A rede representa parte dos comércios da região entre a Rua Pedroso de Morais, Avenida Rebouças, Teodoro Sampaio e Henrique Schaumann.

"Se abrir, precisa reforçar a segurança porque as pessoas se acham no direito de entrar e usar o banheiro. Aí quebra pia, deixa tudo imundo, tem consumo de papel, água e sabão.
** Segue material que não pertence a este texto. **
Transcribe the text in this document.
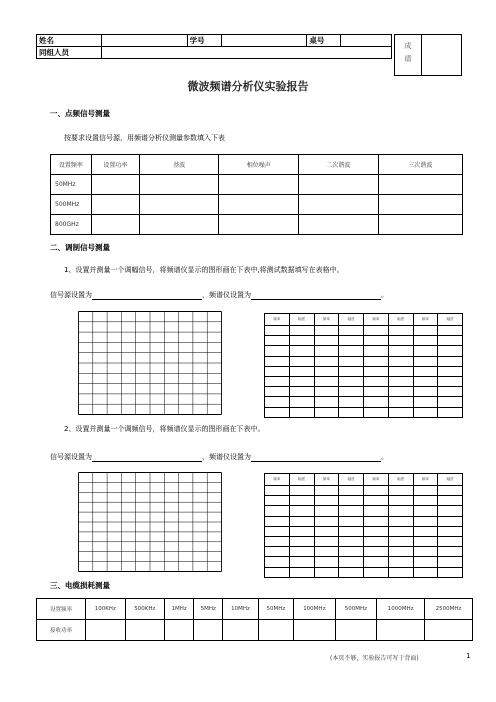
姓名		学号		桌号	
同组人员						成绩
微波频谱分析仪实验报告
一、点频信号测量
按要求设置信号源，用频谱分析仪测量参数填入下表
设置频率	设置功率	基波	相位噪声	二次谐波	三次谐波
50MHz					
500MHz					
800GHz					
二、调制信号测量
1、设置并测量一个调幅信号，将频谱仪显示的图形画在下表中,将测试数据填写在表格中。
信号源设置为	，频谱仪设置为	。
频率	幅度	频率	幅度	频率	幅度	频率	幅度

2、设置并测量一个调频信号，将频谱仪显示的图形画在下表中。
信号源设置为	，频谱仪设置为	。
频率	幅度	频率	幅度	频率	幅度	频率	幅度

三、电缆损耗测量
设置频率	100KHz	500KHz	1MHz	5MHz	10MHz	50MHz	100MHz	500MHz	1000MHz	2500MHz
接收功率										
(本页不够，实验报告可写于背面)	1
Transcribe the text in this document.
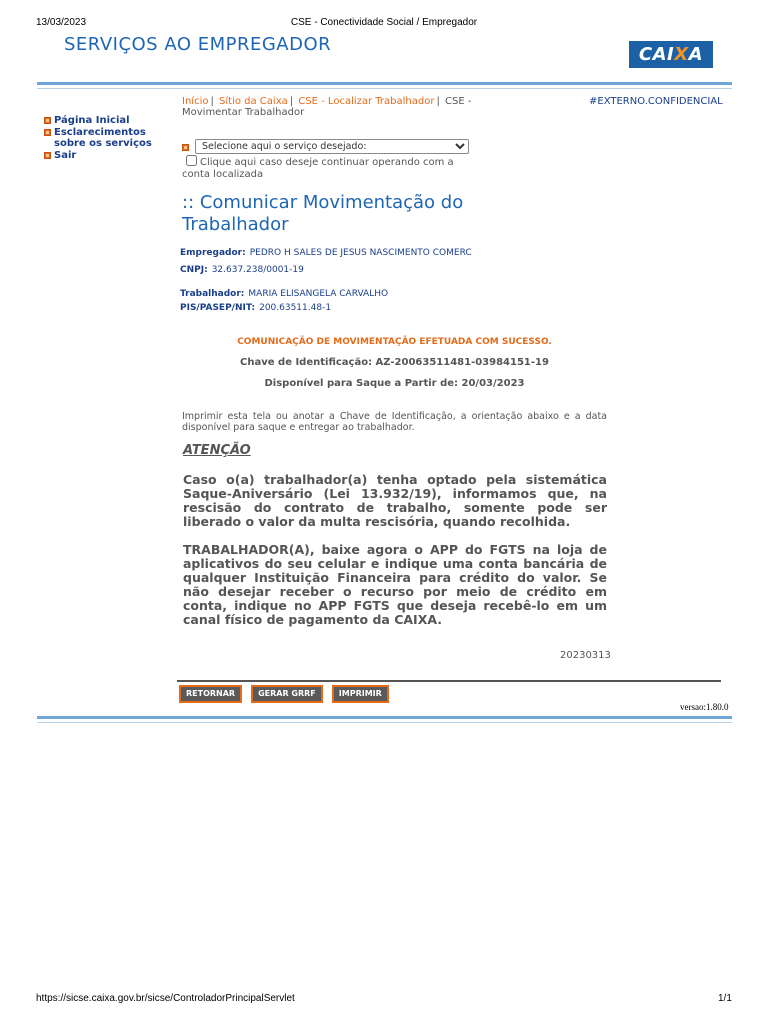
13/03/2023	CSE - Conectividade Social / Empregador
SERVIÇOS AO EMPREGADOR	CAI X A
Página Inicial
Esclarecimentos sobre os serviços
Sair
Início | Sítio da Caixa | CSE - Localizar Trabalhador | CSE - Movimentar Trabalhador
#EXTERNO.CONFIDENCIAL
Selecione aqui o serviço desejado:
Clique aqui caso deseje continuar operando com a conta localizada
:: Comunicar Movimentação do Trabalhador
Empregador: PEDRO H SALES DE JESUS NASCIMENTO COMERC
CNPJ: 32.637.238/0001-19
Trabalhador: MARIA ELISANGELA CARVALHO
PIS/PASEP/NIT: 200.63511.48-1
COMUNICAÇÃO DE MOVIMENTAÇÃO EFETUADA COM SUCESSO.
Chave de Identificação: AZ-20063511481-03984151-19
Disponível para Saque a Partir de: 20/03/2023
Imprimir esta tela ou anotar a Chave de Identificação, a orientação abaixo e a data disponível para saque e entregar ao trabalhador.
ATENÇÃO
Caso o(a) trabalhador(a) tenha optado pela sistemática Saque-Aniversário (Lei 13.932/19), informamos que, na rescisão do contrato de trabalho, somente pode ser liberado o valor da multa rescisória, quando recolhida.
TRABALHADOR(A), baixe agora o APP do FGTS na loja de aplicativos do seu celular e indique uma conta bancária de qualquer Instituição Financeira para crédito do valor. Se não desejar receber o recurso por meio de crédito em conta, indique no APP FGTS que deseja recebê-lo em um canal físico de pagamento da CAIXA.
20230313
RETORNAR	GERAR GRRF	IMPRIMIR
versao:1.80.0
https://sicse.caixa.gov.br/sicse/ControladorPrincipalServlet	1/1
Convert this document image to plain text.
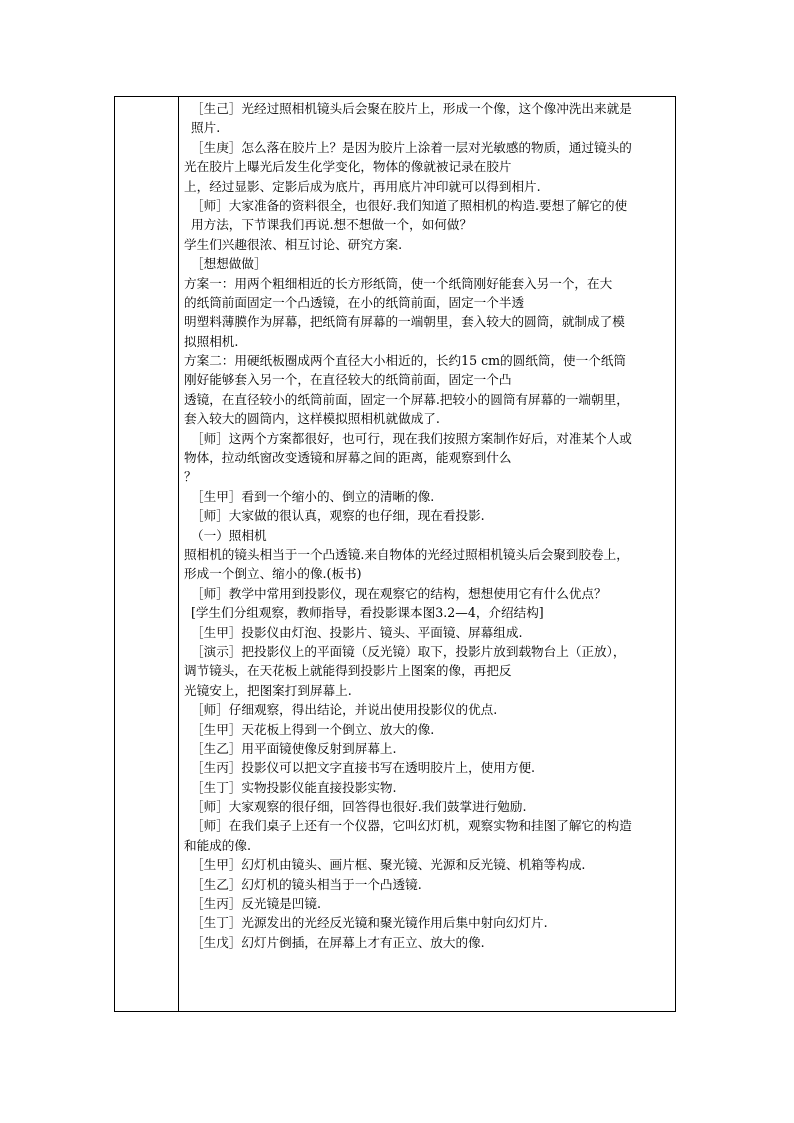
［生己］光经过照相机镜头后会聚在胶片上，形成一个像，这个像冲洗出来就是
照片.
［生庚］怎么落在胶片上？是因为胶片上涂着一层对光敏感的物质，通过镜头的
光在胶片上曝光后发生化学变化，物体的像就被记录在胶片
上，经过显影、定影后成为底片，再用底片冲印就可以得到相片.
［师］大家准备的资料很全，也很好.我们知道了照相机的构造.要想了解它的使
用方法，下节课我们再说.想不想做一个，如何做？
学生们兴趣很浓、相互讨论、研究方案.
［想想做做］
方案一：用两个粗细相近的长方形纸筒，使一个纸筒刚好能套入另一个，在大
的纸筒前面固定一个凸透镜，在小的纸筒前面，固定一个半透
明塑料薄膜作为屏幕，把纸筒有屏幕的一端朝里，套入较大的圆筒，就制成了模
拟照相机.
方案二：用硬纸板圈成两个直径大小相近的，长约15 cm的圆纸筒，使一个纸筒
刚好能够套入另一个，在直径较大的纸筒前面，固定一个凸
透镜，在直径较小的纸筒前面，固定一个屏幕.把较小的圆筒有屏幕的一端朝里，
套入较大的圆筒内，这样模拟照相机就做成了.
［师］这两个方案都很好，也可行，现在我们按照方案制作好后，对准某个人或
物体，拉动纸窗改变透镜和屏幕之间的距离，能观察到什么
？
［生甲］看到一个缩小的、倒立的清晰的像.
［师］大家做的很认真，观察的也仔细，现在看投影.
（一）照相机
照相机的镜头相当于一个凸透镜.来自物体的光经过照相机镜头后会聚到胶卷上，
形成一个倒立、缩小的像.(板书)
［师］教学中常用到投影仪，现在观察它的结构，想想使用它有什么优点？
[学生们分组观察，教师指导，看投影课本图3.2—4，介绍结构]
［生甲］投影仪由灯泡、投影片、镜头、平面镜、屏幕组成.
［演示］把投影仪上的平面镜（反光镜）取下，投影片放到载物台上（正放），
调节镜头，在天花板上就能得到投影片上图案的像，再把反
光镜安上，把图案打到屏幕上.
［师］仔细观察，得出结论，并说出使用投影仪的优点.
［生甲］天花板上得到一个倒立、放大的像.
［生乙］用平面镜使像反射到屏幕上.
［生丙］投影仪可以把文字直接书写在透明胶片上，使用方便.
［生丁］实物投影仪能直接投影实物.
［师］大家观察的很仔细，回答得也很好.我们鼓掌进行勉励.
［师］在我们桌子上还有一个仪器，它叫幻灯机，观察实物和挂图了解它的构造
和能成的像.
［生甲］幻灯机由镜头、画片框、聚光镜、光源和反光镜、机箱等构成.
［生乙］幻灯机的镜头相当于一个凸透镜.
［生丙］反光镜是凹镜.
［生丁］光源发出的光经反光镜和聚光镜作用后集中射向幻灯片.
［生戊］幻灯片倒插，在屏幕上才有正立、放大的像.
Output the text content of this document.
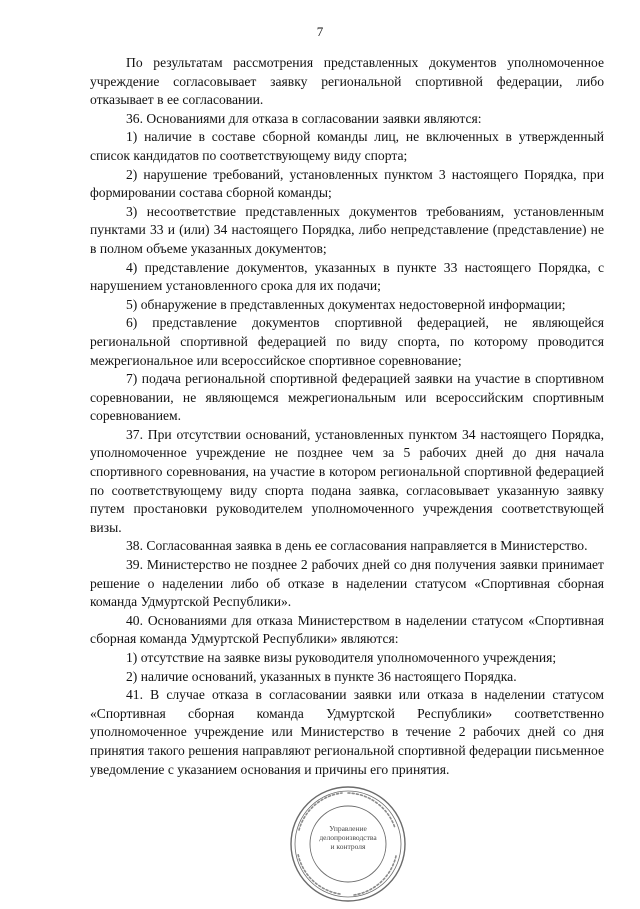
7

По результатам рассмотрения представленных документов уполномоченное учреждение согласовывает заявку региональной спортивной федерации, либо отказывает в ее согласовании.

36. Основаниями для отказа в согласовании заявки являются:

1) наличие в составе сборной команды лиц, не включенных в утвержденный список кандидатов по соответствующему виду спорта;

2) нарушение требований, установленных пунктом 3 настоящего Порядка, при формировании состава сборной команды;

3) несоответствие представленных документов требованиям, установленным пунктами 33 и (или) 34 настоящего Порядка, либо непредставление (представление) не в полном объеме указанных документов;

4) представление документов, указанных в пункте 33 настоящего Порядка, с нарушением установленного срока для их подачи;

5) обнаружение в представленных документах недостоверной информации;

6) представление документов спортивной федерацией, не являющейся региональной спортивной федерацией по виду спорта, по которому проводится межрегиональное или всероссийское спортивное соревнование;

7) подача региональной спортивной федерацией заявки на участие в спортивном соревновании, не являющемся межрегиональным или всероссийским спортивным соревнованием.

37. При отсутствии оснований, установленных пунктом 34 настоящего Порядка, уполномоченное учреждение не позднее чем за 5 рабочих дней до дня начала спортивного соревнования, на участие в котором региональной спортивной федерацией по соответствующему виду спорта подана заявка, согласовывает указанную заявку путем простановки руководителем уполномоченного учреждения соответствующей визы.

38. Согласованная заявка в день ее согласования направляется в Министерство.

39. Министерство не позднее 2 рабочих дней со дня получения заявки принимает решение о наделении либо об отказе в наделении статусом «Спортивная сборная команда Удмуртской Республики».

40. Основаниями для отказа Министерством в наделении статусом «Спортивная сборная команда Удмуртской Республики» являются:

1) отсутствие на заявке визы руководителя уполномоченного учреждения;

2) наличие оснований, указанных в пункте 36 настоящего Порядка.

41. В случае отказа в согласовании заявки или отказа в наделении статусом «Спортивная сборная команда Удмуртской Республики» соответственно уполномоченное учреждение или Министерство в течение 2 рабочих дней со дня принятия такого решения направляют региональной спортивной федерации письменное уведомление с указанием основания и причины его принятия.

Управление
делопроизводства
и контроля
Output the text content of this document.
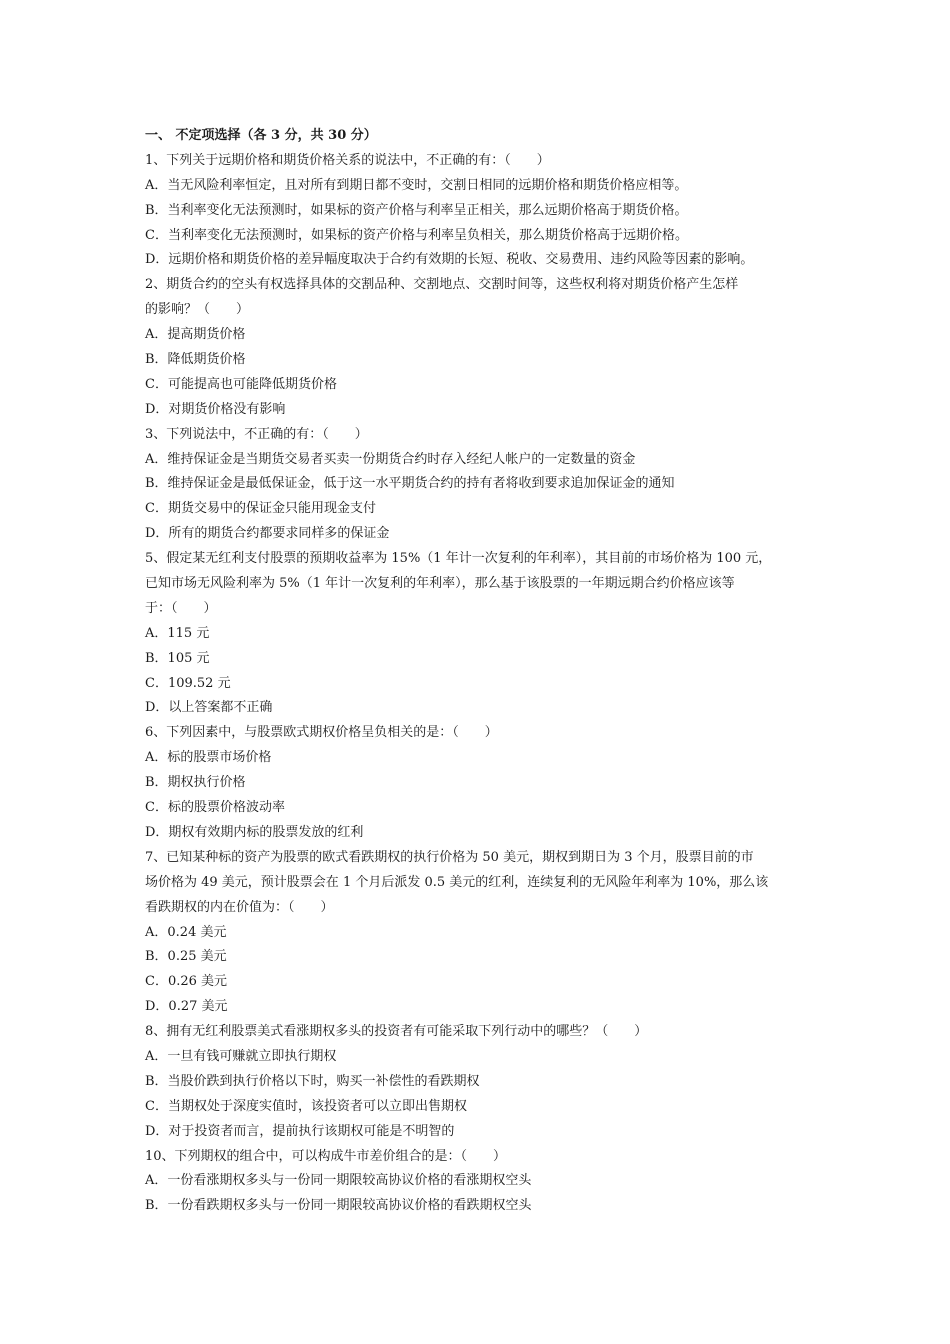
一、 不定项选择（各 3 分，共 30 分）
1、下列关于远期价格和期货价格关系的说法中，不正确的有：（　　）
A．当无风险利率恒定，且对所有到期日都不变时，交割日相同的远期价格和期货价格应相等。
B．当利率变化无法预测时，如果标的资产价格与利率呈正相关，那么远期价格高于期货价格。
C．当利率变化无法预测时，如果标的资产价格与利率呈负相关，那么期货价格高于远期价格。
D．远期价格和期货价格的差异幅度取决于合约有效期的长短、税收、交易费用、违约风险等因素的影响。
2、期货合约的空头有权选择具体的交割品种、交割地点、交割时间等，这些权利将对期货价格产生怎样
的影响？（　　）
A．提高期货价格
B．降低期货价格
C．可能提高也可能降低期货价格
D．对期货价格没有影响
3、下列说法中，不正确的有：（　　）
A．维持保证金是当期货交易者买卖一份期货合约时存入经纪人帐户的一定数量的资金
B．维持保证金是最低保证金，低于这一水平期货合约的持有者将收到要求追加保证金的通知
C．期货交易中的保证金只能用现金支付
D．所有的期货合约都要求同样多的保证金
5、假定某无红利支付股票的预期收益率为 15%（1 年计一次复利的年利率），其目前的市场价格为 100 元，
已知市场无风险利率为 5%（1 年计一次复利的年利率），那么基于该股票的一年期远期合约价格应该等
于：（　　）
A．115 元
B．105 元
C．109.52 元
D．以上答案都不正确
6、下列因素中，与股票欧式期权价格呈负相关的是：（　　）
A．标的股票市场价格
B．期权执行价格
C．标的股票价格波动率
D．期权有效期内标的股票发放的红利
7、已知某种标的资产为股票的欧式看跌期权的执行价格为 50 美元，期权到期日为 3 个月，股票目前的市
场价格为 49 美元，预计股票会在 1 个月后派发 0.5 美元的红利，连续复利的无风险年利率为 10%，那么该
看跌期权的内在价值为：（　　）
A．0.24 美元
B．0.25 美元
C．0.26 美元
D．0.27 美元
8、拥有无红利股票美式看涨期权多头的投资者有可能采取下列行动中的哪些？（　　）
A．一旦有钱可赚就立即执行期权
B．当股价跌到执行价格以下时，购买一补偿性的看跌期权
C．当期权处于深度实值时，该投资者可以立即出售期权
D．对于投资者而言，提前执行该期权可能是不明智的
10、下列期权的组合中，可以构成牛市差价组合的是：（　　）
A．一份看涨期权多头与一份同一期限较高协议价格的看涨期权空头
B．一份看跌期权多头与一份同一期限较高协议价格的看跌期权空头
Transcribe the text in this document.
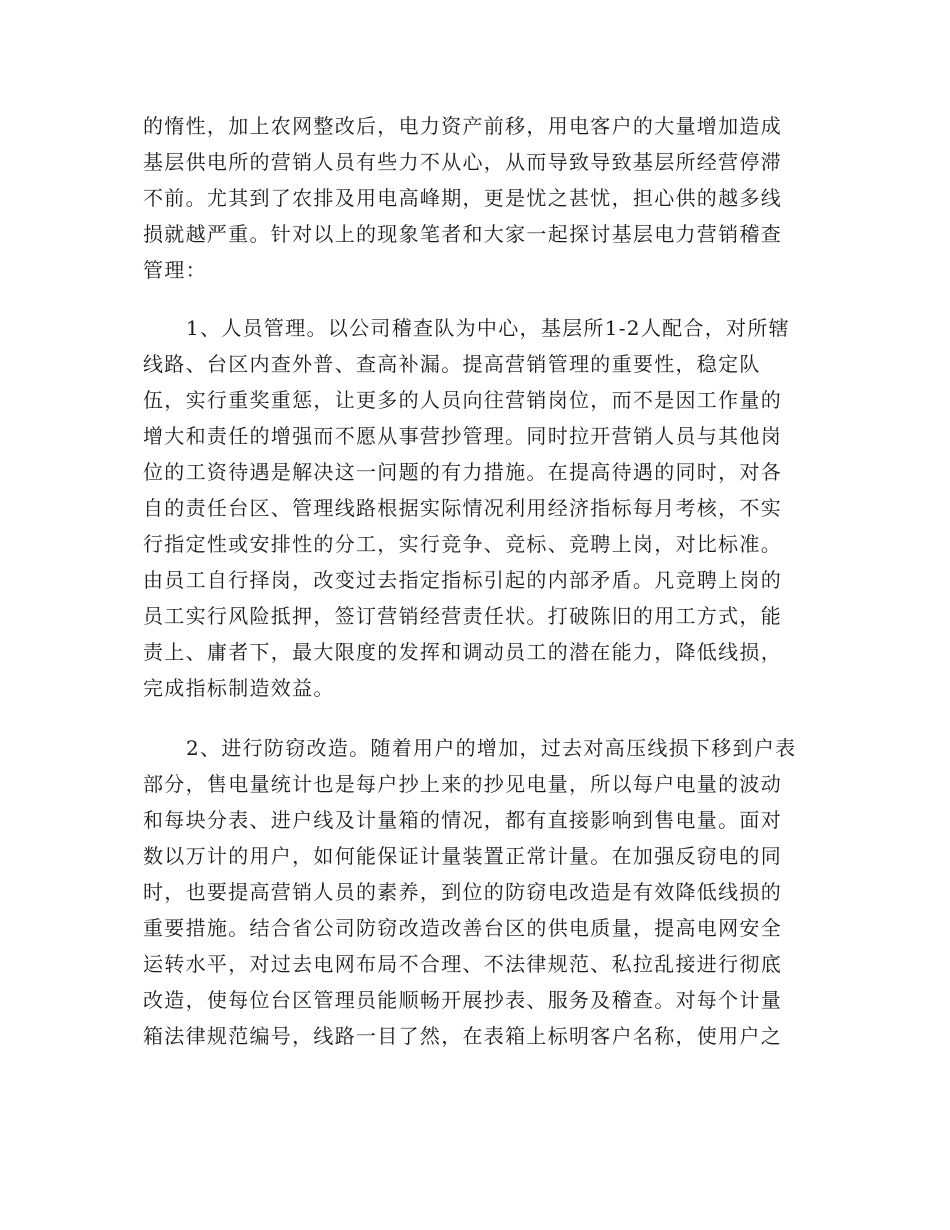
的惰性，加上农网整改后，电力资产前移，用电客户的大量增加造成
基层供电所的营销人员有些力不从心，从而导致导致基层所经营停滞
不前。尤其到了农排及用电高峰期，更是忧之甚忧，担心供的越多线
损就越严重。针对以上的现象笔者和大家一起探讨基层电力营销稽查
管理：
1、人员管理。以公司稽查队为中心，基层所1-2人配合，对所辖
线路、台区内查外普、查高补漏。提高营销管理的重要性，稳定队
伍，实行重奖重惩，让更多的人员向往营销岗位，而不是因工作量的
增大和责任的增强而不愿从事营抄管理。同时拉开营销人员与其他岗
位的工资待遇是解决这一问题的有力措施。在提高待遇的同时，对各
自的责任台区、管理线路根据实际情况利用经济指标每月考核，不实
行指定性或安排性的分工，实行竞争、竞标、竞聘上岗，对比标准。
由员工自行择岗，改变过去指定指标引起的内部矛盾。凡竞聘上岗的
员工实行风险抵押，签订营销经营责任状。打破陈旧的用工方式，能
责上、庸者下，最大限度的发挥和调动员工的潜在能力，降低线损，
完成指标制造效益。
2、进行防窃改造。随着用户的增加，过去对高压线损下移到户表
部分，售电量统计也是每户抄上来的抄见电量，所以每户电量的波动
和每块分表、进户线及计量箱的情况，都有直接影响到售电量。面对
数以万计的用户，如何能保证计量装置正常计量。在加强反窃电的同
时，也要提高营销人员的素养，到位的防窃电改造是有效降低线损的
重要措施。结合省公司防窃改造改善台区的供电质量，提高电网安全
运转水平，对过去电网布局不合理、不法律规范、私拉乱接进行彻底
改造，使每位台区管理员能顺畅开展抄表、服务及稽查。对每个计量
箱法律规范编号，线路一目了然，在表箱上标明客户名称，使用户之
E não tem retorno financeiro disso."

O que diz a Prefeitura

Por meio de nota, a Prefeitura de São Paulo disse que "está em fase final de planejamento para execução da infraestrutura necessária para a realização de uma festa livre, democrática e descentralizada, com enorme relevância cultural, turística e econômica".

Afirma, ainda, que a Secretaria Municipal das Subprefeituras elabora e coordena a fiscalização dos desfiles em conjunto com a Guarda Civil Metropolitana — assim como atuação contra o comércio e propaganda irregulares.

Segundo a Prefeitura, a Secretaria Executiva de Limpeza Urbana deve realizar "a limpeza mais rápida do Brasil" ao fim dos desfiles — a expectativa é de que, em 40 minutos, as vias estejam limpas e lavadas para serem entregues à livre circulação de pessoas e veículos.

A gestão municipal afirma, ainda, que, por meio da Guarda Civil, será feito um patrulhamento comunitário e preventivo na tentativa de inibir crimes de oportunidade.